- Librettist: Tippett
- Language: English
- Based on: Robin Hood
- Premiere: 1934 Work camps, North Yorkshire

= Robin Hood (Tippett opera) =

Ballad opera by Michael Tippett

Robin Hood is a ballad opera by Michael Tippett based on the legend of Robin Hood. Composed in 1934, the score remains unpublished. However, Tippett later used an expanded version of the overture as the finale to his 1948 Suite in D major (For the Birthday of Prince Charles).

==Background==
During the Great Depression of the 1930s, Tippett was hired to organize the musical life at the Cleveland Work Camps for unemployed miners in North Yorkshire. As part of his work there, he revised and abridged John Gay's The Beggar's Opera for performances in the church hall next to the Miners' Institute in Boosbeck. Encouraged by its success, he composed a ballad opera of his own, Robin Hood, with a subtext that reflected the difficulties faced by the unemployed miners. At this time in his life Tippett was involved with radical left-wing politics and the libretto reflected these socialist views. Performers in the opera included friends of the composer such as Wilfred Franks, and local miners such as Tom Batterbee.
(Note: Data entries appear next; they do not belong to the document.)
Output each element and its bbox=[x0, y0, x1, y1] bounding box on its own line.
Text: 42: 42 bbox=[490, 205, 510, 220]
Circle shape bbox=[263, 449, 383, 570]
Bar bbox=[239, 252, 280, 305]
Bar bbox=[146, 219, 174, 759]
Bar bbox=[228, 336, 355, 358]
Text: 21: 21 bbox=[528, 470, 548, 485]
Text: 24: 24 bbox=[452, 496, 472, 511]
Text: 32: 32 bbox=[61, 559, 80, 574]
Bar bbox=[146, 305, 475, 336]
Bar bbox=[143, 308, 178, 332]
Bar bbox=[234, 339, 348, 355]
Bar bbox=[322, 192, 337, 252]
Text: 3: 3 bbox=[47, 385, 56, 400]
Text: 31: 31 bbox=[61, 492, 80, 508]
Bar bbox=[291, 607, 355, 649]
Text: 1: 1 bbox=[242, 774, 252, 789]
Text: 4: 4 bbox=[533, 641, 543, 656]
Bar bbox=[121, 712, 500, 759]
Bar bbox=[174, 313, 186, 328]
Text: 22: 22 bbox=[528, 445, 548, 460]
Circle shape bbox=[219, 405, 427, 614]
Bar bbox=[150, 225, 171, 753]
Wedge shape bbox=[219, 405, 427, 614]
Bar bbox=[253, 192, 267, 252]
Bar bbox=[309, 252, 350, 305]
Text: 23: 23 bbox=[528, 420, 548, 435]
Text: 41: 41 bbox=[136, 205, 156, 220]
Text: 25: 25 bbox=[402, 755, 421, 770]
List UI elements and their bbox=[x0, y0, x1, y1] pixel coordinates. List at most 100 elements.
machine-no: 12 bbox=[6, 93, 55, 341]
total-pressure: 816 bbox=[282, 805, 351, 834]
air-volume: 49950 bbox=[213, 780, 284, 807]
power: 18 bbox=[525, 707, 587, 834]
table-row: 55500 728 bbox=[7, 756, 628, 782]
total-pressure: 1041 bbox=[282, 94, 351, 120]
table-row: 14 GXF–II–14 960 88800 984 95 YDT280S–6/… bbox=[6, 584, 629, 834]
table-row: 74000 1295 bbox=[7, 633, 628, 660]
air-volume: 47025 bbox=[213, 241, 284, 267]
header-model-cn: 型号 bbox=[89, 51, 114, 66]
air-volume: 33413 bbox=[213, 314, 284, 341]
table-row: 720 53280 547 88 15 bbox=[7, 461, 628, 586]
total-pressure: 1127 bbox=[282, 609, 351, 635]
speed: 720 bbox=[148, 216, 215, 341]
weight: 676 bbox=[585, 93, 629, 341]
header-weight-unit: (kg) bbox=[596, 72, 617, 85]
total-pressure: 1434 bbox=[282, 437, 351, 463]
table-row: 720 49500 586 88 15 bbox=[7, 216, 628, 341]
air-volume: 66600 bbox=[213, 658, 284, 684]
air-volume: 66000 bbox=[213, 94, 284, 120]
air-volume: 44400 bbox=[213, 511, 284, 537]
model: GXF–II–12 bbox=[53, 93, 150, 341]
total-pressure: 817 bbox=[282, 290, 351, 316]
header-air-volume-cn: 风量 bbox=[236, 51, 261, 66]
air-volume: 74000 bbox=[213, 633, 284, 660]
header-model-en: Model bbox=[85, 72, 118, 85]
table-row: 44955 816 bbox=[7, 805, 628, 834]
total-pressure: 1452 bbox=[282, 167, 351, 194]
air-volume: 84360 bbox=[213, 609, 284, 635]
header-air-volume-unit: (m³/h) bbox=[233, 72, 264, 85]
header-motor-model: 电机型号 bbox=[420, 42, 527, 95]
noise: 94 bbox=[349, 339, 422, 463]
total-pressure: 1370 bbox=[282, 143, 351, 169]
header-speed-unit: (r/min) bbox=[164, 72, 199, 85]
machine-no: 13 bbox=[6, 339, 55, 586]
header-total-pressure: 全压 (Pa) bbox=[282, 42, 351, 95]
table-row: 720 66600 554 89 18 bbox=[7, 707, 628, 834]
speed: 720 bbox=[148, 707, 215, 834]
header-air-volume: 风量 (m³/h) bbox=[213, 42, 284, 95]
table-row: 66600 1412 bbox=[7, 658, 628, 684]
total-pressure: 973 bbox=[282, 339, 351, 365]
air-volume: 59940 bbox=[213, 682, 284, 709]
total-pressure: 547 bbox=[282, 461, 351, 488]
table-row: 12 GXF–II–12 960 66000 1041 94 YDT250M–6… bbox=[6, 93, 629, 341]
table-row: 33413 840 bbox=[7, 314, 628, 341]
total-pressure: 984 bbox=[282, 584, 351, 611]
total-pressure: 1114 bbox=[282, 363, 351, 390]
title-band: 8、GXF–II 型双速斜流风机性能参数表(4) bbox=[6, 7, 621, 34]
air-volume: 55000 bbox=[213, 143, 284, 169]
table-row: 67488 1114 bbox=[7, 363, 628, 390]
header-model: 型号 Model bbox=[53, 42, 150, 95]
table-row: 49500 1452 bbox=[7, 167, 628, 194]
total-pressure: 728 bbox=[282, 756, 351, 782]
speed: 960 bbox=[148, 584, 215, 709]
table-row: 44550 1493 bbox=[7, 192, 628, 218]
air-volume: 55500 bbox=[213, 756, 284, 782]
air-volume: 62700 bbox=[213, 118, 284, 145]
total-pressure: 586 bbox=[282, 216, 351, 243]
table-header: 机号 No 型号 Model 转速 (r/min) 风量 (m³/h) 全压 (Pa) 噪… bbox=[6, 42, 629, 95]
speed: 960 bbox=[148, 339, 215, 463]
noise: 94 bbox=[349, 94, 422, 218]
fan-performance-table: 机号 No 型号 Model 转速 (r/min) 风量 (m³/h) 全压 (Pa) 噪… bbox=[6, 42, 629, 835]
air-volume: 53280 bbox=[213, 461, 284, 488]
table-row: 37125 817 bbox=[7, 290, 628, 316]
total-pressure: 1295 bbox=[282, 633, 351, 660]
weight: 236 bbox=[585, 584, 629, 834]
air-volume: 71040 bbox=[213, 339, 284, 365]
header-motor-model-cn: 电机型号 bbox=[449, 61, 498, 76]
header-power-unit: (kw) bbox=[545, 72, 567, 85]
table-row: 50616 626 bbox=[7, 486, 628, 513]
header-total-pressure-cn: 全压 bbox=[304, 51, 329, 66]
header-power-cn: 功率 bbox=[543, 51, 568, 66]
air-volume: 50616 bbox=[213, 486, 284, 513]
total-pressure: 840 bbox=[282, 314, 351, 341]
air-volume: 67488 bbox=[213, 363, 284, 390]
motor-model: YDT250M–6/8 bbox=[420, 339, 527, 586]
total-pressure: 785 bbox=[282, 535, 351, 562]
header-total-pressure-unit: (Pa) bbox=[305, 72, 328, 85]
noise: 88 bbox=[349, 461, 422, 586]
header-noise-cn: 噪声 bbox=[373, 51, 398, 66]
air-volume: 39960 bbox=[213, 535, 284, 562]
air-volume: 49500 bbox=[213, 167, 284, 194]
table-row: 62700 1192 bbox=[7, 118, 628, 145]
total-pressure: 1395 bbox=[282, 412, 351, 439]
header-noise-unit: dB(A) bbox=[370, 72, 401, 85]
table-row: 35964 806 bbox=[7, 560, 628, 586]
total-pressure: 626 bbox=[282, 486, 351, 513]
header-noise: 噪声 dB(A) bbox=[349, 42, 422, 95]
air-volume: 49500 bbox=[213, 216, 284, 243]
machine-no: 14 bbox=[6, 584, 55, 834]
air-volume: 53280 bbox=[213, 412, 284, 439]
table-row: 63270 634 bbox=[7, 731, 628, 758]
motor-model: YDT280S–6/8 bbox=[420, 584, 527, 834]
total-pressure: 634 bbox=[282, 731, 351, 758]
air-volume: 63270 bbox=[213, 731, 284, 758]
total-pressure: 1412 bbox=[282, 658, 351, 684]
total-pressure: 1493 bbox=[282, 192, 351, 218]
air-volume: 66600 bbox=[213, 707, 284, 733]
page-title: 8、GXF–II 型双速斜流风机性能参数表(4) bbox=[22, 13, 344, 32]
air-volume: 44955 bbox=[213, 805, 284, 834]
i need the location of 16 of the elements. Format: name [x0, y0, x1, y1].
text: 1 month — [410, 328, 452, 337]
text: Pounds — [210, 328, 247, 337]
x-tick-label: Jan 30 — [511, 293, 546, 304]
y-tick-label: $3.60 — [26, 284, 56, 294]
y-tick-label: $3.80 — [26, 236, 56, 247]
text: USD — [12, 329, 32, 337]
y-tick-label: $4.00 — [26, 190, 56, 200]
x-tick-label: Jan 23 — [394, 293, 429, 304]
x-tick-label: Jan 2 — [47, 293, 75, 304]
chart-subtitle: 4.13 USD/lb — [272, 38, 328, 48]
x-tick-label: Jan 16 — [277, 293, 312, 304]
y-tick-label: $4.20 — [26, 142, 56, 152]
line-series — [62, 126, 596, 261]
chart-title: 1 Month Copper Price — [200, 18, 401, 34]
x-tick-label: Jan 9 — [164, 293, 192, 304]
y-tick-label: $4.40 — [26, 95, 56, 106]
It was first performed in 1934 by the local villagers, miners, and students at the work camps. Although a success both with the participants and the audience, the work bears little resemblance to the composer's mature style, and Tippett would later not allow it to be performed. Nevertheless, some of the songs from the opera were sung again in 2009 at the Station Hotel in Boosbeck and recorded for the BBC Radio 3 Programme Music Matters.